Advanced DA (ML) Flashcards
What Is Clustering? List the Main Properties of Clustering Algorithms.
Clustering is the technique of identifying groups or categories within a dataset and placing data values into those groups, thus creating clusters.
Clustering algorithms have the following properties:
Iterative
Hard or soft
Disjunctive
Flat or hierarchical
What Is Logistic Regression?
Logistic regression is a form of predictive analysis that is used in cases where the dependent variable is dichotomous in nature.
Examples: is an e-mail spam or not, is tumor malignant or not…
What Is Linear Regression?
Linear regression is a statistical method used to find out how two variables are related to each other. The process used to establish this relationship involves fitting a linear equation to the dataset.
Explain Kmeans Clustering.
Analysts use K-means clustering to partition observations into k non-overlapping sub-groups called clusters. It is a popular technique for cluster analysis in data mining.
What Do You Mean by Hierarchical Clustering?
Hierarchical clustering is a data analysis method that first considers every data point as its own cluster. It then uses the following iterative method to create larger clusters:
Identify the values, which are now clusters themselves, that are the closest to each other.
Merge the two clusters that are most compatible with each other.
Explain Data Warehousing.
A data warehouse is a data storage system that collects data from various disparate sources and stores them in a way that makes it easy to produce important business insights.

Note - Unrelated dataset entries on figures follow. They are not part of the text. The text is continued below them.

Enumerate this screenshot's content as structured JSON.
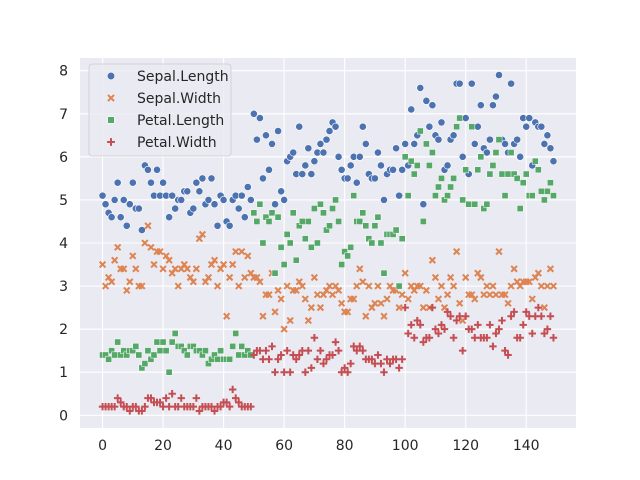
{
  "chart_data": {
    "type": "scatter",
    "x": {
      "start": 0,
      "count": 150
    },
    "xlim": [
      -7.45,
      156.45
    ],
    "ylim": [
      -0.295,
      8.295
    ],
    "xticks": [
      0,
      20,
      40,
      60,
      80,
      100,
      120,
      140
    ],
    "yticks": [
      0,
      1,
      2,
      3,
      4,
      5,
      6,
      7,
      8
    ],
    "grid": true,
    "legend_position": "top-left",
    "series": [
      {
        "name": "Sepal.Length",
        "marker": "circle",
        "color": "#4c72b0",
        "values": [
          5.1,
          4.9,
          4.7,
          4.6,
          5.0,
          5.4,
          4.6,
          5.0,
          4.4,
          4.9,
          5.4,
          4.8,
          4.8,
          4.3,
          5.8,
          5.7,
          5.4,
          5.1,
          5.7,
          5.1,
          5.4,
          5.1,
          4.6,
          5.1,
          4.8,
          5.0,
          5.0,
          5.2,
          5.2,
          4.7,
          4.8,
          5.4,
          5.2,
          5.5,
          4.9,
          5.0,
          5.5,
          4.9,
          4.4,
          5.1,
          5.0,
          4.5,
          4.4,
          5.0,
          5.1,
          4.8,
          5.1,
          4.6,
          5.3,
          5.0,
          7.0,
          6.4,
          6.9,
          5.5,
          6.5,
          5.7,
          6.3,
          4.9,
          6.6,
          5.2,
          5.0,
          5.9,
          6.0,
          6.1,
          5.6,
          6.7,
          5.6,
          5.8,
          6.2,
          5.6,
          5.9,
          6.1,
          6.3,
          6.1,
          6.4,
          6.6,
          6.8,
          6.7,
          6.0,
          5.7,
          5.5,
          5.5,
          5.8,
          6.0,
          5.4,
          6.0,
          6.7,
          6.3,
          5.6,
          5.5,
          5.5,
          6.1,
          5.8,
          5.0,
          5.6,
          5.7,
          5.7,
          6.2,
          5.1,
          5.7,
          6.3,
          5.8,
          7.1,
          6.3,
          6.5,
          7.6,
          4.9,
          7.3,
          6.7,
          7.2,
          6.5,
          6.4,
          6.8,
          5.7,
          5.8,
          6.4,
          6.5,
          7.7,
          7.7,
          6.0,
          6.9,
          5.6,
          7.7,
          6.3,
          6.7,
          7.2,
          6.2,
          6.1,
          6.4,
          7.2,
          7.4,
          7.9,
          6.4,
          6.3,
          6.1,
          7.7,
          6.3,
          6.4,
          6.0,
          6.9,
          6.7,
          6.9,
          5.8,
          6.8,
          6.7,
          6.7,
          6.3,
          6.5,
          6.2,
          5.9
        ]
      },
      {
        "name": "Sepal.Width",
        "marker": "x",
        "color": "#dd8452",
        "values": [
          3.5,
          3.0,
          3.2,
          3.1,
          3.6,
          3.9,
          3.4,
          3.4,
          2.9,
          3.1,
          3.7,
          3.4,
          3.0,
          3.0,
          4.0,
          4.4,
          3.9,
          3.5,
          3.8,
          3.8,
          3.4,
          3.7,
          3.6,
          3.3,
          3.4,
          3.0,
          3.4,
          3.5,
          3.4,
          3.2,
          3.1,
          3.4,
          4.1,
          4.2,
          3.1,
          3.2,
          3.5,
          3.6,
          3.0,
          3.4,
          3.5,
          2.3,
          3.2,
          3.5,
          3.8,
          3.0,
          3.8,
          3.2,
          3.7,
          3.3,
          3.2,
          3.2,
          3.1,
          2.3,
          2.8,
          2.8,
          3.3,
          2.4,
          2.9,
          2.7,
          2.0,
          3.0,
          2.2,
          2.9,
          2.9,
          3.1,
          3.0,
          2.7,
          2.2,
          2.5,
          3.2,
          2.8,
          2.5,
          2.8,
          2.9,
          3.0,
          2.8,
          3.0,
          2.9,
          2.6,
          2.4,
          2.4,
          2.7,
          2.7,
          3.0,
          3.4,
          3.1,
          2.3,
          3.0,
          2.5,
          2.6,
          3.0,
          2.6,
          2.3,
          2.7,
          3.0,
          2.9,
          2.9,
          2.5,
          2.8,
          3.3,
          2.7,
          3.0,
          2.9,
          3.0,
          3.0,
          2.5,
          2.9,
          2.5,
          3.6,
          3.2,
          2.7,
          3.0,
          2.5,
          2.8,
          3.2,
          3.0,
          3.8,
          2.6,
          2.2,
          3.2,
          2.8,
          2.8,
          2.7,
          3.3,
          3.2,
          2.8,
          3.0,
          2.8,
          3.0,
          2.8,
          3.8,
          2.8,
          2.8,
          2.6,
          3.0,
          3.4,
          3.1,
          3.0,
          3.1,
          3.1,
          3.1,
          2.7,
          3.2,
          3.3,
          3.0,
          2.5,
          3.0,
          3.4,
          3.0
        ]
      },
      {
        "name": "Petal.Length",
        "marker": "square",
        "color": "#55a868",
        "values": [
          1.4,
          1.4,
          1.3,
          1.5,
          1.4,
          1.7,
          1.4,
          1.5,
          1.4,
          1.5,
          1.5,
          1.6,
          1.4,
          1.1,
          1.2,
          1.5,
          1.3,
          1.4,
          1.7,
          1.5,
          1.7,
          1.5,
          1.0,
          1.7,
          1.9,
          1.6,
          1.6,
          1.5,
          1.4,
          1.6,
          1.6,
          1.5,
          1.5,
          1.4,
          1.5,
          1.2,
          1.3,
          1.4,
          1.3,
          1.5,
          1.3,
          1.3,
          1.3,
          1.6,
          1.9,
          1.4,
          1.6,
          1.4,
          1.5,
          1.4,
          4.7,
          4.5,
          4.9,
          4.0,
          4.6,
          4.5,
          4.7,
          3.3,
          4.6,
          3.9,
          3.5,
          4.2,
          4.0,
          4.7,
          3.6,
          4.4,
          4.5,
          4.1,
          4.5,
          3.9,
          4.8,
          4.0,
          4.9,
          4.7,
          4.3,
          4.4,
          4.8,
          5.0,
          4.5,
          3.5,
          3.8,
          3.7,
          3.9,
          5.1,
          4.5,
          4.5,
          4.7,
          4.4,
          4.1,
          4.0,
          4.4,
          4.6,
          4.0,
          3.3,
          4.2,
          4.2,
          4.2,
          4.3,
          3.0,
          4.1,
          6.0,
          5.1,
          5.9,
          5.6,
          5.8,
          6.6,
          4.5,
          6.3,
          5.8,
          6.1,
          5.1,
          5.3,
          5.5,
          5.0,
          5.1,
          5.3,
          5.5,
          6.7,
          6.9,
          5.0,
          5.7,
          4.9,
          6.7,
          4.9,
          5.7,
          6.0,
          4.8,
          4.9,
          5.6,
          5.8,
          6.1,
          6.4,
          5.6,
          5.1,
          5.6,
          6.1,
          5.6,
          5.5,
          4.8,
          5.4,
          5.6,
          5.1,
          5.1,
          5.9,
          5.7,
          5.2,
          5.0,
          5.2,
          5.4,
          5.1
        ]
      },
      {
        "name": "Petal.Width",
        "marker": "plus",
        "color": "#c44e52",
        "values": [
          0.2,
          0.2,
          0.2,
          0.2,
          0.2,
          0.4,
          0.3,
          0.2,
          0.2,
          0.1,
          0.2,
          0.2,
          0.1,
          0.1,
          0.2,
          0.4,
          0.4,
          0.3,
          0.3,
          0.3,
          0.2,
          0.4,
          0.2,
          0.5,
          0.2,
          0.2,
          0.4,
          0.2,
          0.2,
          0.2,
          0.2,
          0.4,
          0.1,
          0.2,
          0.2,
          0.2,
          0.2,
          0.1,
          0.2,
          0.2,
          0.3,
          0.3,
          0.2,
          0.6,
          0.4,
          0.3,
          0.2,
          0.2,
          0.2,
          0.2,
          1.4,
          1.5,
          1.5,
          1.3,
          1.5,
          1.3,
          1.6,
          1.0,
          1.3,
          1.4,
          1.0,
          1.5,
          1.0,
          1.4,
          1.3,
          1.4,
          1.5,
          1.0,
          1.5,
          1.1,
          1.8,
          1.3,
          1.5,
          1.2,
          1.3,
          1.4,
          1.4,
          1.7,
          1.5,
          1.0,
          1.1,
          1.0,
          1.2,
          1.6,
          1.5,
          1.6,
          1.5,
          1.3,
          1.3,
          1.3,
          1.2,
          1.4,
          1.2,
          1.0,
          1.3,
          1.2,
          1.3,
          1.3,
          1.1,
          1.3,
          2.5,
          1.9,
          2.1,
          1.8,
          2.2,
          2.1,
          1.7,
          1.8,
          1.8,
          2.5,
          2.0,
          1.9,
          2.1,
          2.0,
          2.4,
          2.3,
          1.8,
          2.2,
          2.3,
          1.5,
          2.3,
          2.0,
          2.0,
          1.8,
          2.1,
          1.8,
          1.8,
          1.8,
          2.1,
          1.6,
          1.9,
          2.0,
          2.2,
          1.5,
          1.4,
          2.3,
          2.4,
          1.8,
          1.8,
          2.1,
          2.4,
          2.3,
          1.9,
          2.3,
          2.5,
          2.3,
          1.9,
          2.0,
          2.3,
          1.8
        ]
      }
    ]
  }
}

Data warehousing is the process of identifying heterogeneous data sources, sourcing data, cleaning it, and transforming it into a manageable form for storage in a data warehouse.
How Do You Differentiate Between Overfitting and Underfitting?
Underfitting and overfitting are both modeling errors.
OVERFITTING:
The model trains the data well using the training set.
The performance drops considerably over the test set.
UNDERFITTING:
The model neither trains the data well nor can generalize to new data.
Performs poorly both on the train and the test set.